Ce même après-midi, lui et Challong rament jusqu'à Wurlee, le village dans les bois, qui avait donné son nom au phare, et ils achètent des cannes — des piles et des piles de cannes, et du filin de caire, du gros, du fin, toutes les sortes —, et ils se mettent à fabriquer des flotteurs de bois carrés en amarrant les cannes ensemble. Dowse prétend qu'il passa plus de temps qu'il ne fallait pour construire ces flotteurs, parce qu'il prenait plaisir aux coins, rapport qu'ils étaient carrés, tandis que les raies dans sa tête couraient toujours en long. Il amarra les cannes ensemble, en croix ou en travers — n'importe comment, excepté en long — et cela fit des flotteurs de douze pieds carrés, comme des radeaux. Puis il dressa au milieu de chacun un bambou de douze pieds ou un faisceau de cannes, au sommet duquel il amarra un grand W de six pieds de haut, tout fait avec des cannes ; après quoi il barbouilla le flotteur en vert sombre et le W en blanc, comme on peint les bouées de naufrage. À eux deux, ils construisirent une bonne douzaine de ces bouées de naufrage d'un nouveau genre, et ce fut l'affaire de deux mois. Il n'y avait pas grand trafic à cause qu'on approchait de la mousson, mais le peu qu'il y avait, Dowse jurait après, et les raies dans sa tête couraient avec les marées comme d'habitude.

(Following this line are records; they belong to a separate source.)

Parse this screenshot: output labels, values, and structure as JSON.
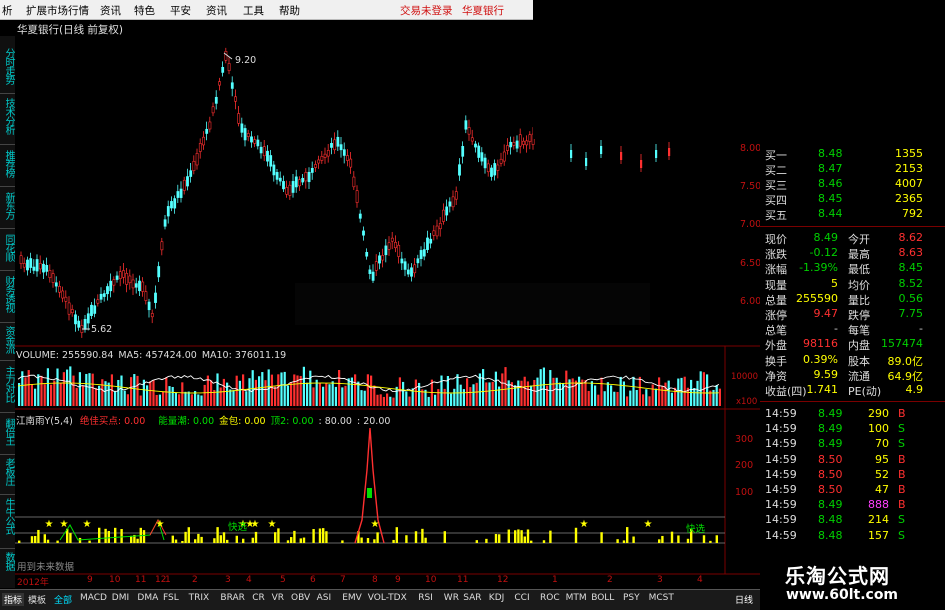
{
  "menubar": {
    "items": [
      "析",
      "扩展市场行情",
      "资讯",
      "特色",
      "平安",
      "资讯",
      "工具",
      "帮助"
    ],
    "status": "交易未登录",
    "stock": "华夏银行"
  },
  "chart_title": "华夏银行(日线 前复权)",
  "sidebar": [
    "分时走势",
    "技术分析",
    "推荐榜",
    "新东方",
    "同花顺",
    "财务透视",
    "资金流",
    "主力对比",
    "翻倍王",
    "老板庄",
    "牛牛公式",
    "数据"
  ],
  "price_labels": {
    "high": "9.20",
    "low": "5.62"
  },
  "y_axis": [
    "8.00",
    "7.50",
    "7.00",
    "6.50",
    "6.00"
  ],
  "volume_header": {
    "label": "VOLUME:",
    "vol": "255590.84",
    "ma5_label": "MA5:",
    "ma5": "457424.00",
    "ma10_label": "MA10:",
    "ma10": "376011.19"
  },
  "volume_axis": [
    "10000",
    "x100"
  ],
  "indicator_header": {
    "name": "江南雨Y(5,4)",
    "t1": "绝佳买点: 0.00",
    "t2": "能量潮: 0.00",
    "t3": "金包: 0.00",
    "t4": "顶2: 0.00",
    "t5": ": 80.00",
    "t6": ": 20.00"
  },
  "indicator_axis": [
    "300",
    "200",
    "100"
  ],
  "annotations": {
    "buy1": "快选",
    "buy2": "快选",
    "future": "用到未来数据"
  },
  "date_axis": [
    "2012年",
    "9",
    "10",
    "11",
    "12",
    "1",
    "2",
    "3",
    "4",
    "5",
    "6",
    "7",
    "8",
    "9",
    "10",
    "11",
    "12",
    "1",
    "2",
    "3",
    "4"
  ],
  "order_book": [
    {
      "label": "买一",
      "price": "8.48",
      "vol": "1355"
    },
    {
      "label": "买二",
      "price": "8.47",
      "vol": "2153"
    },
    {
      "label": "买三",
      "price": "8.46",
      "vol": "4007"
    },
    {
      "label": "买四",
      "price": "8.45",
      "vol": "2365"
    },
    {
      "label": "买五",
      "price": "8.44",
      "vol": "792"
    }
  ],
  "quote_stats": [
    {
      "l1": "现价",
      "v1": "8.49",
      "l2": "今开",
      "v2": "8.62",
      "c1": "#00d000",
      "c2": "#ff3030"
    },
    {
      "l1": "涨跌",
      "v1": "-0.12",
      "l2": "最高",
      "v2": "8.63",
      "c1": "#00d000",
      "c2": "#ff3030"
    },
    {
      "l1": "涨幅",
      "v1": "-1.39%",
      "l2": "最低",
      "v2": "8.45",
      "c1": "#00d000",
      "c2": "#00d000"
    },
    {
      "l1": "现量",
      "v1": "5",
      "l2": "均价",
      "v2": "8.52",
      "c1": "#ffff00",
      "c2": "#00d000"
    },
    {
      "l1": "总量",
      "v1": "255590",
      "l2": "量比",
      "v2": "0.56",
      "c1": "#ffff00",
      "c2": "#00d000"
    },
    {
      "l1": "涨停",
      "v1": "9.47",
      "l2": "跌停",
      "v2": "7.75",
      "c1": "#ff3030",
      "c2": "#00d000"
    },
    {
      "l1": "总笔",
      "v1": "-",
      "l2": "每笔",
      "v2": "-",
      "c1": "#cccccc",
      "c2": "#cccccc"
    },
    {
      "l1": "外盘",
      "v1": "98116",
      "l2": "内盘",
      "v2": "157474",
      "c1": "#ff3030",
      "c2": "#00d000"
    },
    {
      "l1": "换手",
      "v1": "0.39%",
      "l2": "股本",
      "v2": "89.0亿",
      "c1": "#ffff00",
      "c2": "#ffff00"
    },
    {
      "l1": "净资",
      "v1": "9.59",
      "l2": "流通",
      "v2": "64.9亿",
      "c1": "#ffff00",
      "c2": "#ffff00"
    },
    {
      "l1": "收益(四)",
      "v1": "1.741",
      "l2": "PE(动)",
      "v2": "4.9",
      "c1": "#ffff00",
      "c2": "#ffff00"
    }
  ],
  "ticks": [
    {
      "time": "14:59",
      "price": "8.49",
      "vol": "290",
      "side": "B",
      "vc": "#ffff00"
    },
    {
      "time": "14:59",
      "price": "8.49",
      "vol": "100",
      "side": "S",
      "vc": "#ffff00"
    },
    {
      "time": "14:59",
      "price": "8.49",
      "vol": "70",
      "side": "S",
      "vc": "#ffff00"
    },
    {
      "time": "14:59",
      "price": "8.50",
      "vol": "95",
      "side": "B",
      "vc": "#ffff00"
    },
    {
      "time": "14:59",
      "price": "8.50",
      "vol": "52",
      "side": "B",
      "vc": "#ffff00"
    },
    {
      "time": "14:59",
      "price": "8.50",
      "vol": "47",
      "side": "B",
      "vc": "#ffff00"
    },
    {
      "time": "14:59",
      "price": "8.49",
      "vol": "888",
      "side": "B",
      "vc": "#ff40ff"
    },
    {
      "time": "14:59",
      "price": "8.48",
      "vol": "214",
      "side": "S",
      "vc": "#ffff00"
    },
    {
      "time": "14:59",
      "price": "8.48",
      "vol": "157",
      "side": "S",
      "vc": "#ffff00"
    }
  ],
  "tabs": [
    "指标",
    "模板",
    "全部",
    "MACD",
    "DMI",
    "DMA",
    "FSL",
    "TRIX",
    "BRAR",
    "CR",
    "VR",
    "OBV",
    "ASI",
    "EMV",
    "VOL-TDX",
    "RSI",
    "WR",
    "SAR",
    "KDJ",
    "CCI",
    "ROC",
    "MTM",
    "BOLL",
    "PSY",
    "MCST"
  ],
  "bottom_right_tab": "日线",
  "banner": {
    "name": "乐淘公式网",
    "url": "www.60lt.com"
  }
}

Chaque jour, sitôt une bouée prête. Challong la sortait, ensemble avec un gros caillou et un grappin de bambou, dans la prao à moitié sombrée, et mouillait le tout en plein chenal. Il faisait cela le jour ou la nuit, et Dowse pouvait le voir, par les nuits claires, lorsque la mer luisait, grimper sur les bouées, tout dégouttant d'eau phosphorescente. Elles furent toutes mises en place, au nombre de douze, par dix-sept brasses d'eau, pas en ligne droite, à cause d'un banc bien connu qui se trouve là, mais de biais et par deux, l'une derrière l'autre, la plupart au milieu du chenal. Il faut tenir le milieu de ces courants de Java, car les courants le long de la côte sont tous différents, et, dans les endroits resserrés, on n'a pas le temps de donner un coup de roue qu'on se trouve le nez à l'envers, raclant les rochers et les bois. Dowse connaissait cela comme le premier capitaine venu. Pareillement il savait qu'aucun capitaine n'oserait passer au milieu d'épaves non portées sur les cartes, et par un courant de six nœuds. Il m'a dit qu'il restait là, étendu à côté du phare, à regarder ses bouées danser et plonger d'amitié avec le flot ; et ce mouvement lui faisait du bien parce que c'était autre chose que celui des raies dans sa tête.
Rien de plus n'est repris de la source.